Michail Canda, Geboren: am 11.04.1911, Gestorben: am 27.09.1944 im Alter von 33 Jahren.

Dieser Mann könnte durchaus jener Martin sein, den Horak in seinem Bericht nannte. Das war für uns ein erster Anhaltspunkt, dass diese Gegend wahrscheinlich doch richtig war, denn wie schon vermutet, konnten wir uns nicht erklären, dass dieser Partisan, der aus dieser Gegend stammen sollte, einfach so im Gebirge verscharrt wurde. Das Besondere dieses Ortes in dem wir das Grab gefunden hatten war, dass er der am nächsten bei dem Fluss liegende Ort war. Dies bestärkte unsere Auffassung, dass die Suche nach der Höhle in diesem Gebiet vielleicht doch nicht vergeblich ist. Am Abend schauten wir noch einmal auf die Karte und beratschlagten erneut. Wir gingen nach dem Ausschlussprinzip vor. Wir wussten nun, dass in dem angegebenen Gebiet (Koordinaten von Horak) keine Höhle ist, wir vermuteten aber, dass das Gebiet richtig war (Grab von Michail Canda). Wir schauten erneut auf die Karte unseres Suchgebietes. Plötzlich sah ich, dass ein Höhlensymbol nicht weit von unserem Suchgebiet auf der Landkarte eingezeichnet war. Da wir überhaupt keine Erfahrungen hatten wie man im Wald eine Höhle findet, wie der Waldboden beschaffen sein muss, ob Felsen in der Nähe sein müssen und so weiter, entschieden wir deshalb, dass wir die eingezeichnete Höhle Seite finden sollten, um überhaupt erst mal unsere Sinne zu schärfen und eventuell danach erneut in dem angegebenen Gebiet die Höhle zu suchen.

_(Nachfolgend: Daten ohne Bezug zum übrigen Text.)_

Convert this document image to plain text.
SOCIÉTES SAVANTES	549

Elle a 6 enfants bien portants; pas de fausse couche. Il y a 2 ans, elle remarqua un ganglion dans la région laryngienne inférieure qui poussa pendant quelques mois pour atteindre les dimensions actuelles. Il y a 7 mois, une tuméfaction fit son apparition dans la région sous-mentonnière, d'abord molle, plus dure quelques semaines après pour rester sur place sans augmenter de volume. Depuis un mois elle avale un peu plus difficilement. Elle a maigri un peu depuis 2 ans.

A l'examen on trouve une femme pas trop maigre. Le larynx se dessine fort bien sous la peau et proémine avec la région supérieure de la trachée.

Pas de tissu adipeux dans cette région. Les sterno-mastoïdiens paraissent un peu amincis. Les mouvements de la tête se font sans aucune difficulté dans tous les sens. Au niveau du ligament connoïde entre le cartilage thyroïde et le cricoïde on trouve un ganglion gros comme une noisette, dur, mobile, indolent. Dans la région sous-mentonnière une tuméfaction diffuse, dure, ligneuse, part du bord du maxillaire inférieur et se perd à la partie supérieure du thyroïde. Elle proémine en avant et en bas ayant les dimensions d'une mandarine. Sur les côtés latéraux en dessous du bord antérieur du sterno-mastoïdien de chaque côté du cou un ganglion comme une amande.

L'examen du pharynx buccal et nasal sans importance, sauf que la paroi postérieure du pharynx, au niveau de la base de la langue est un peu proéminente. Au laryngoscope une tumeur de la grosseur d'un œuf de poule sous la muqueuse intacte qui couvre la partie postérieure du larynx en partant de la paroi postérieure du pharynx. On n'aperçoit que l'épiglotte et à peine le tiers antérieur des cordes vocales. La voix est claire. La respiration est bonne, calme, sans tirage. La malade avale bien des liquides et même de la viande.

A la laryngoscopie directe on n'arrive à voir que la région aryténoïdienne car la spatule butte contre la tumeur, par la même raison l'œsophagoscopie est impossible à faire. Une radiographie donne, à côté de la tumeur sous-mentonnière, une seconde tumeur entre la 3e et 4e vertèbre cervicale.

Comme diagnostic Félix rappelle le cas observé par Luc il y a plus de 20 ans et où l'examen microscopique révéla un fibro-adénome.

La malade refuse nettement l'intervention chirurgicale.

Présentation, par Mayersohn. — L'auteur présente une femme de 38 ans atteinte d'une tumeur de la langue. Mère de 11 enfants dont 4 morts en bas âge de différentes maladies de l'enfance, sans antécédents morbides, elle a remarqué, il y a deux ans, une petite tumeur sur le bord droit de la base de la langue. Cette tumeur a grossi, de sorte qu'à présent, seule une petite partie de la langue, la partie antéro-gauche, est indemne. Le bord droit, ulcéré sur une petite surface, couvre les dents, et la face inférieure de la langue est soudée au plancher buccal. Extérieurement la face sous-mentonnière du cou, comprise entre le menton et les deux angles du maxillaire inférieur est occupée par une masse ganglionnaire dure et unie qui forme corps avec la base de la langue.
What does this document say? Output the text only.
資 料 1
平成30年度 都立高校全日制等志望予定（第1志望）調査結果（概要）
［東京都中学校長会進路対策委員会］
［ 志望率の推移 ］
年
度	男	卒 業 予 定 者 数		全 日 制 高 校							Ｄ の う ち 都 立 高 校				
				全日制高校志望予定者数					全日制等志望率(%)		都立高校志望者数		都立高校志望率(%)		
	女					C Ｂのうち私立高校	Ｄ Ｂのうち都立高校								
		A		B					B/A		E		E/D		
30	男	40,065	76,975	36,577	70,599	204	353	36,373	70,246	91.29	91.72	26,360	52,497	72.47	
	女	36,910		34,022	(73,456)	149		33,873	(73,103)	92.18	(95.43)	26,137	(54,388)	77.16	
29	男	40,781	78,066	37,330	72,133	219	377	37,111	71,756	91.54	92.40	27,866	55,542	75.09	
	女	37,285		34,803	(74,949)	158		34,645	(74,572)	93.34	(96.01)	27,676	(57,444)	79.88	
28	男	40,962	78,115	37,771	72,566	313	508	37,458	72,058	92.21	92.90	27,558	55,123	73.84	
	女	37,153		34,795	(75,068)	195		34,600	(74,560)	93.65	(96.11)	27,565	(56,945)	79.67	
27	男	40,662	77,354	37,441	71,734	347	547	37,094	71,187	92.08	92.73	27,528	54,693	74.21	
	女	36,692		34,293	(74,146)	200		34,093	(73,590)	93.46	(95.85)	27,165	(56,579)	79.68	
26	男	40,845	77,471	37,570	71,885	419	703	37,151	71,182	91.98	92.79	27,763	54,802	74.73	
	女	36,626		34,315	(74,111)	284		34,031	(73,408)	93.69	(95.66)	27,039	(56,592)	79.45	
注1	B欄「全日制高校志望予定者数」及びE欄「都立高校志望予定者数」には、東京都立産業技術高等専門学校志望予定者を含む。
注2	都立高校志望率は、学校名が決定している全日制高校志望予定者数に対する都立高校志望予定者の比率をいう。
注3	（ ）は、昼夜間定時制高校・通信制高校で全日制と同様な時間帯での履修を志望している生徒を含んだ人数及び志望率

Am nächsten Morgen begannen wir den Aufstieg zur Höhle zu planen. Da wir uns GPS- Karten gekauft hatten, nahmen wir die Koordinaten von der Höhle und gaben sie in unser GPS-Modul ein. Packten Proviant in unsere Rucksäcke und fuhren dann zu dem Ort und begannen den Aufstieg. Die Höhle befand sich laut Karte in mitten der Wildnis kein Weg und kein Steg führte bis zu ihr. Endlich waren wir auf dem Kamm des Berges und noch ca. 200 Meter von der angegebenen Position entfernt. Auf dem Bergkamm wechselte der Bewuchs des Waldes. Während des Anstieges entlang des Bachbettes war vorwiegend Misch- und Tannenwald, auf dem Kamm jedoch wuchsen nur noch Buchen. Im Wald gab es jetzt auch Felsen und kleine Schluchten. Wir wanderten weiter und die Entfernung zum Ziel schmolz auf 20 Meter. Nach der Überquerung des Kammes stießen wir auf einen Waldweg und machten eine Pause, da wir nun laut unserem GPS das Ziel erreicht hatten.

Wir beratschlagten uns, irgendwo hier muss die Höhle sein. Aber weit und breit kein Anhaltspunkt. Ich nahm mir erneut unsere Karte heran und berechnete die Position der Höhle nach. Es ergab sich eine geringfügige aber entscheidende Änderung. Ich gab die neuen Daten in das GPS ein und ließ die Strecke neu berechnen und machte mich diesmal alleine auf die Suche. Ich wanderte zuerst den Weg entlang. Er führte von unserem Rastplatz in östlicher Richtung am Bergkamm entlang. Die Entfernung bis zum eingegebenen Ziel schmolz immer weiter, plötzlich war ich nur noch 40 Meter von der angegebenen Position entfernt. Ich musste aber jetzt den Weg verlassen und den steilen Abhang bis zum Kamm wieder hochklettern, der sich südlich von mir befand. Die Entfernung schmolz bis auf 16 Meter ab, nun war ich fast wieder auf dem Bergkamm. Ich machte Rast. Danach kletterte ich bis zum Bergkamm und was ich dann sah verschlug mir fast den Atem. Inmitten von dieser Wildnis erreichte ich ein Plateau, was umgeben war von uralten Buchen, die in einem Halbkreis angeordnet waren, der Halbkreis war nach Norden offen.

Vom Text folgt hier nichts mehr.